Robert M. Sussman, a senior fellow at the Center for American Progress and former Deputy Administrator of the EPA, has compiled an excellent analysis of some of the EPA's most recent controversial decisions. Assessing the EPA's continued defiance of the Supreme Court and its recent extralegal actions (at the White House's direction) while setting new ozone standards, Sussman does a great service by honing in on a key nuance in Administrator Stephen Johnson's irresponsible actions:
The administrator of EPA is a member of the president’s political team but he is also charged by Congress with safeguarding the integrity of the nation’s environmental laws. It is not unusual for the president’s advisors to have views on how the agency should carry out its agenda, and the give-and-take between EPA and its political masters is a healthy if at times frustrating part of the policymaking process.
But in the end, the EPA administrator must protect the agency’s statutory mission and institutional integrity, even if that means resisting presidential advice that strays outside the bounds of law and precedent. A 27-year career EPA scientist, Stephen Johnson should understand where to draw the line between legitimate policy debate and presidential fiat, but recent events unfortunately indicate that the line has now been crossed not once but again and again on his watch.
This is a damning distinction that unfortunately doesn't get drawn out enough in the debate about Johnson's decision-making process, who influenced it, and who was ignored in it. Johnson gets to make the final call, and he's allowed to be influenced by his political masters, but he must do so within the clear bounds of statutory guidelines. His decisions to overrule his staff don't merely cry out for condemnation because they lack adequate justification, but because the advice ignored clearly delineated that legally, he had no other choice.
That Johnson has gone outside his statutory authority is only highlighted by the fact that twice in the last week-- in response to congressional questioning on Thursday about Mass. v. EPA, and while explicitly rationalizing his ozone ruling the next day-- he has openly expressed a desire to change the law as it stands, and veer from the EPA's focus on protecting the environment and human health. Until that happens, Johnson is stuck with the legal mandates on the books, and despite his best efforts to find wiggle room, they leave him with little choice but to either move forward or engage in the kind of legally-fictitious delay tactics we've seen. His attempts to rationalize the second option makes a mockery of the legitimate decision-making authority that Congress did very much intend to give officials in his position.

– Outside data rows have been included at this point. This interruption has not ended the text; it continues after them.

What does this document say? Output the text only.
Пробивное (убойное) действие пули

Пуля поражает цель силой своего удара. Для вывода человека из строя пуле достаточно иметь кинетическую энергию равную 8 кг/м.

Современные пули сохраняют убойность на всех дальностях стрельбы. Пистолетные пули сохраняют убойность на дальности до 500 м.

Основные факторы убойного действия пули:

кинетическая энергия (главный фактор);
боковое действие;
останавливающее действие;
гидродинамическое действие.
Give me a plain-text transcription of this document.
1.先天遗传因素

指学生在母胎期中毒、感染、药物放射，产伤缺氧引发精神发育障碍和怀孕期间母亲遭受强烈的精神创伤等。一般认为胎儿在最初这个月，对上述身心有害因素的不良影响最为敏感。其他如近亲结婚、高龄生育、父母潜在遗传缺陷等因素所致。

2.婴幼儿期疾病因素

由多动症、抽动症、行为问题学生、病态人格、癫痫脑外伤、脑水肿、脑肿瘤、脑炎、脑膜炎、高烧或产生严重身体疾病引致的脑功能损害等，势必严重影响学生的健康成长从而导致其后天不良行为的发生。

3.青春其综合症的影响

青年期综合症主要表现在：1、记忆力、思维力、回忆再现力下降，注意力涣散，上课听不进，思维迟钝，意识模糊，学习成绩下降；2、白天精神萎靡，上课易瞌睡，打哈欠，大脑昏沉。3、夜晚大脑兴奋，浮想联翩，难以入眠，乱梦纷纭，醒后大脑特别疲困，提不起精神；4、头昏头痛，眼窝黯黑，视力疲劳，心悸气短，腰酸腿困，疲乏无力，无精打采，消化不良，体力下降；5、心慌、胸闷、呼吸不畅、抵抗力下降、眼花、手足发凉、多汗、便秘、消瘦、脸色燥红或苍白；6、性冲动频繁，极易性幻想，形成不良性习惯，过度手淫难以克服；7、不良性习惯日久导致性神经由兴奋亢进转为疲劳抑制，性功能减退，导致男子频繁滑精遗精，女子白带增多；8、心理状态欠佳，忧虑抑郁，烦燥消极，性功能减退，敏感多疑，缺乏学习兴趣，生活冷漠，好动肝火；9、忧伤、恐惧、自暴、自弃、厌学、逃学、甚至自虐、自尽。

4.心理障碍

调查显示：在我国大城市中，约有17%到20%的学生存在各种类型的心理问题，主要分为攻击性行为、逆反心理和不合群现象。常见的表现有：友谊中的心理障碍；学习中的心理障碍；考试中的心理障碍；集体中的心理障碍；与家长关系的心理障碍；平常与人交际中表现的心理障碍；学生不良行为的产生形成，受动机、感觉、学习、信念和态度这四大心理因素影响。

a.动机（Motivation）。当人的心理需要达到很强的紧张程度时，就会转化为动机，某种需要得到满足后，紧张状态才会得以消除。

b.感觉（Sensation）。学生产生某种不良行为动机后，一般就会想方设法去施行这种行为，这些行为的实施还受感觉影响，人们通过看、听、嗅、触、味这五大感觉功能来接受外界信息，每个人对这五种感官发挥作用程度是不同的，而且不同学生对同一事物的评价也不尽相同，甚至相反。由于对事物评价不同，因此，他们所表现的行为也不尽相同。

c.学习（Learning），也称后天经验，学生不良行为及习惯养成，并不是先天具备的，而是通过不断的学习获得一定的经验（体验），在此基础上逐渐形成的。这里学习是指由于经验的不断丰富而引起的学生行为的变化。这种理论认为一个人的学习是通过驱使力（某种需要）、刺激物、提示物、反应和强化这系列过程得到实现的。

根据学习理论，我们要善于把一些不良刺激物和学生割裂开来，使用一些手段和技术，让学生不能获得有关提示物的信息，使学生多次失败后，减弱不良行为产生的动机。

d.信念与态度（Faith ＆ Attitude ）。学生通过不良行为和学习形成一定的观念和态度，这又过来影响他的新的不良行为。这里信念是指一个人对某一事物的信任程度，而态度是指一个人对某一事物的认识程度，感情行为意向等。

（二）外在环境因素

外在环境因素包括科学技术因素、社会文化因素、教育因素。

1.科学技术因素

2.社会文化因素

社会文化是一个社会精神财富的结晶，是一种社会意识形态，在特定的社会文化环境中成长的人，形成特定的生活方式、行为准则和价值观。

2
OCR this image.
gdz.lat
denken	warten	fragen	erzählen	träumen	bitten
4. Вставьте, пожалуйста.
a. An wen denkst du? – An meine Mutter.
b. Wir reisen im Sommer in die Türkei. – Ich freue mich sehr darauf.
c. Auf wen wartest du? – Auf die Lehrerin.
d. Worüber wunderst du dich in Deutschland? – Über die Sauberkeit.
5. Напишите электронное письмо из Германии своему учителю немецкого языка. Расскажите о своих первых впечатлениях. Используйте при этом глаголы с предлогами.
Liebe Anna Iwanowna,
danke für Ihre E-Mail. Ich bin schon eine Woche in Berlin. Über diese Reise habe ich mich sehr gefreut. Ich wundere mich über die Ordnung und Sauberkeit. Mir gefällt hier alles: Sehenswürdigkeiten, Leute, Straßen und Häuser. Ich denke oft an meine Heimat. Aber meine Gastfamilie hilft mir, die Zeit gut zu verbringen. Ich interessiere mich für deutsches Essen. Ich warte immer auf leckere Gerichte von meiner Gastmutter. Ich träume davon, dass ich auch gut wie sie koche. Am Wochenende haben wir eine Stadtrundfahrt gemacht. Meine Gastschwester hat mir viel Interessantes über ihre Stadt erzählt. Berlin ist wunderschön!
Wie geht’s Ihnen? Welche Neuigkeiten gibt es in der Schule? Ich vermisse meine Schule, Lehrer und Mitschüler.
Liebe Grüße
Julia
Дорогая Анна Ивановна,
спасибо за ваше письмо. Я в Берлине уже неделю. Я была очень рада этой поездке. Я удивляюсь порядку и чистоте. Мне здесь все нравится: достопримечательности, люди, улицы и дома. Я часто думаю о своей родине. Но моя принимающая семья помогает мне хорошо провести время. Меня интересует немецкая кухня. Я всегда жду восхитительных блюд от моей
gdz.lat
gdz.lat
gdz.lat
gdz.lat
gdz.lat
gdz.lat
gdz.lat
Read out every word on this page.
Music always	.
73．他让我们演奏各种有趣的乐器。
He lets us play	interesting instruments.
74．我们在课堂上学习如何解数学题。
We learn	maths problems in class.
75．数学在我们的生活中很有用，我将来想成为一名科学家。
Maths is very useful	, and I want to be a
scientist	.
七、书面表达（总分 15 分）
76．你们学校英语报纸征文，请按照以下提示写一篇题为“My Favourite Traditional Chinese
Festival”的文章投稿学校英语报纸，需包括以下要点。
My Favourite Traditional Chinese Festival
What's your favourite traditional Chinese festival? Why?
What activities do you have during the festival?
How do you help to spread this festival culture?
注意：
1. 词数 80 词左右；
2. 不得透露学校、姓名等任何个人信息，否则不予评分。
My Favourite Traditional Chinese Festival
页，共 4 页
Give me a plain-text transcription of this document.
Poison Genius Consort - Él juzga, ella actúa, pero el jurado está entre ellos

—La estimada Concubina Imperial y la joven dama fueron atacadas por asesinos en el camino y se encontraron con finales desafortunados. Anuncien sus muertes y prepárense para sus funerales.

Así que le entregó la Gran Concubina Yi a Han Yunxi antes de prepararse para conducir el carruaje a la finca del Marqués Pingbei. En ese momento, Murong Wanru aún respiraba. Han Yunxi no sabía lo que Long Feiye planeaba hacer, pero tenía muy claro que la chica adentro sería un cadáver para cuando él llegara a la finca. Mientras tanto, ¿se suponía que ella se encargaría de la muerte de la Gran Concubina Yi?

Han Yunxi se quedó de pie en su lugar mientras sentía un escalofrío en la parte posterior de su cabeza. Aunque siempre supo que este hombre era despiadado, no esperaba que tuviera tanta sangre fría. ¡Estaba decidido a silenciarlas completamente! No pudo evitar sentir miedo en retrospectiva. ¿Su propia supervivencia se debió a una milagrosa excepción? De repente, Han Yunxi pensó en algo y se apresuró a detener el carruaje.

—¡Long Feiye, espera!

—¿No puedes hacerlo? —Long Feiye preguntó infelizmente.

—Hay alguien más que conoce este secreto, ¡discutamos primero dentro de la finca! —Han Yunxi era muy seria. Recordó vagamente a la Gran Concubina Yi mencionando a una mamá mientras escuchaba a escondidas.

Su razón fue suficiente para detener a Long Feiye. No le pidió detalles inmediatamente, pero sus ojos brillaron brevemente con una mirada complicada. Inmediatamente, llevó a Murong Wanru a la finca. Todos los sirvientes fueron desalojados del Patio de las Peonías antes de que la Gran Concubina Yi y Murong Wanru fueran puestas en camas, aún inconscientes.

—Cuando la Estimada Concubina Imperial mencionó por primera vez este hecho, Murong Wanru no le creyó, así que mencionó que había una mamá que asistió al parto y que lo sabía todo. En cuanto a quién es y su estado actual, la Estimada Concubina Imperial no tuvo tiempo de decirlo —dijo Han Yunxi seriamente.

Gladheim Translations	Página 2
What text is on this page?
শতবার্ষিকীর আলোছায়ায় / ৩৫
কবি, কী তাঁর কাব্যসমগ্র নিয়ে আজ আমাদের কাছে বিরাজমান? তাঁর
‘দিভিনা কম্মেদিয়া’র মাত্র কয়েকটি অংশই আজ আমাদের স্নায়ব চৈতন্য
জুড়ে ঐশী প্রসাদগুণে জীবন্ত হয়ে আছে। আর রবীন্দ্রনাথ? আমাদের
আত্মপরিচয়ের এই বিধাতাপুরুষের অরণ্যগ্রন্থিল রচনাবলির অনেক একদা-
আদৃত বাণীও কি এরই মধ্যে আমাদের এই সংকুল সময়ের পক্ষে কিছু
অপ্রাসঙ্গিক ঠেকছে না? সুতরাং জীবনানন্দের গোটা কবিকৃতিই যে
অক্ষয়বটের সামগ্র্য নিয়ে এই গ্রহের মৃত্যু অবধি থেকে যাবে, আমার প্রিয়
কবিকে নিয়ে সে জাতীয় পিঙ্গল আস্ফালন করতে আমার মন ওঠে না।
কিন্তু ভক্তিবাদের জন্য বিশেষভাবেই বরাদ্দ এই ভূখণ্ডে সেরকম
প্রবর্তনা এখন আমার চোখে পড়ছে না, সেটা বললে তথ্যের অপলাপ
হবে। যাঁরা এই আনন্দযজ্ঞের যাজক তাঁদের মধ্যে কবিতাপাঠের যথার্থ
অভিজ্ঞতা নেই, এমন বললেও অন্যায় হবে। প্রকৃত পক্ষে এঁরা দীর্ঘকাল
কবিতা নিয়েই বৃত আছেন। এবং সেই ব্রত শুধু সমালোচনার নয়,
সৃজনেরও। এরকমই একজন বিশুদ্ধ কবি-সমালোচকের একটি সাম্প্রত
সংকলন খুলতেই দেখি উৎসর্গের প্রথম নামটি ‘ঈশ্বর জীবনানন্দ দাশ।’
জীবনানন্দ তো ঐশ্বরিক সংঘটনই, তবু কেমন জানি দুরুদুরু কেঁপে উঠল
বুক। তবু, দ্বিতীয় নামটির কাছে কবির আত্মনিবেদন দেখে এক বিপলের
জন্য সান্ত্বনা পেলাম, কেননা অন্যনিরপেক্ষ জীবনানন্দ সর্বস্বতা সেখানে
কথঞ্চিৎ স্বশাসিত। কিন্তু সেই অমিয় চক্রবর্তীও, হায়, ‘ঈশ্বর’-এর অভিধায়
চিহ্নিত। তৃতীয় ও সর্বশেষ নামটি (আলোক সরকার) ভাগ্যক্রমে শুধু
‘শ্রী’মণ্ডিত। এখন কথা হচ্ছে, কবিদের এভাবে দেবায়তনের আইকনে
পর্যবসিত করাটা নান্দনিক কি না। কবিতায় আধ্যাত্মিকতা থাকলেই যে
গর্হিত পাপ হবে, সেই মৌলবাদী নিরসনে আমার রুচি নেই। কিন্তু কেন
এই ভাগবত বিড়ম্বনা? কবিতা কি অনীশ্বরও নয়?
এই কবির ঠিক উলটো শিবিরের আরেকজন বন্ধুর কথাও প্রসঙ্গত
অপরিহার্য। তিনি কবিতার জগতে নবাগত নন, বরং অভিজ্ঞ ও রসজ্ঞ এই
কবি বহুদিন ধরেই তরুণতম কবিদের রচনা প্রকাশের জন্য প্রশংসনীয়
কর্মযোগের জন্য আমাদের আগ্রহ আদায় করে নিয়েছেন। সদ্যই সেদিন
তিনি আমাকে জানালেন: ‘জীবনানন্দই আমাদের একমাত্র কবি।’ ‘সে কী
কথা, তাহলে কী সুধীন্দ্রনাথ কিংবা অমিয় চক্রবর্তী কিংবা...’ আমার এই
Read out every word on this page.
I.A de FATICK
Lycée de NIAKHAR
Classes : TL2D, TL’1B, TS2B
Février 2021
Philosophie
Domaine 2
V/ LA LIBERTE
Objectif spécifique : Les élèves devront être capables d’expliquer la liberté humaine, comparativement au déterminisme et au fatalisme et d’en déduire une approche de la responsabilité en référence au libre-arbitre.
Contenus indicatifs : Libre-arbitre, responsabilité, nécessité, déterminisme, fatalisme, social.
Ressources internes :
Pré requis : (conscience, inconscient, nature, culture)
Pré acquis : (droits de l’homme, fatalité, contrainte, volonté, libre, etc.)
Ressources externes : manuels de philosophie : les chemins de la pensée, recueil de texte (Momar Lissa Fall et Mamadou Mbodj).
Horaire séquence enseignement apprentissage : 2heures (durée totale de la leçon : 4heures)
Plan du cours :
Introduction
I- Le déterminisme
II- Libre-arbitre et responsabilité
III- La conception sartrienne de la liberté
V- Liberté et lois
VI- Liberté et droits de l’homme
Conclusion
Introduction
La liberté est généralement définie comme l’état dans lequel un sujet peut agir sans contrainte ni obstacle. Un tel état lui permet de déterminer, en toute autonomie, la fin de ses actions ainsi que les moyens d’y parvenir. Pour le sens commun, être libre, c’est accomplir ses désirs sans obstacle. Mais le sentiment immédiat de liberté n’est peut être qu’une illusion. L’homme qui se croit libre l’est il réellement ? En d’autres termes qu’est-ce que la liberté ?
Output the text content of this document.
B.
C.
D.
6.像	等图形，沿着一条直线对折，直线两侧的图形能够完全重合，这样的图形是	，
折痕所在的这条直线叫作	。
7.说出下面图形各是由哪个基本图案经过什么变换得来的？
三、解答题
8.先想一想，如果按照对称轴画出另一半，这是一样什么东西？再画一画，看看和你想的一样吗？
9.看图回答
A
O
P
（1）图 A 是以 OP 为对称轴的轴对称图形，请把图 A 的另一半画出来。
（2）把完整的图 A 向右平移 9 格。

Those who support Johnson's actions, or wish he had gone further and found a way to not be so clumsy and transparent, often similarly pontificate about how the Clean Air Act and the courts aren't really meant to handle global warming, or how the Supreme Court really didn't force EPA's hand on anything significant. Once again, they're more than welcome to that belief, but not the selective quoting of statutory text and legal precedent that make them think it can be acted on by the Bush administration (or any other one). Only a highly expansive view of Johnson's authority, and one that aggrandizes that role at the expense of deference to statutory text and legal precedent, allows for the kind of unprecedented legal fiat that he has undertaken.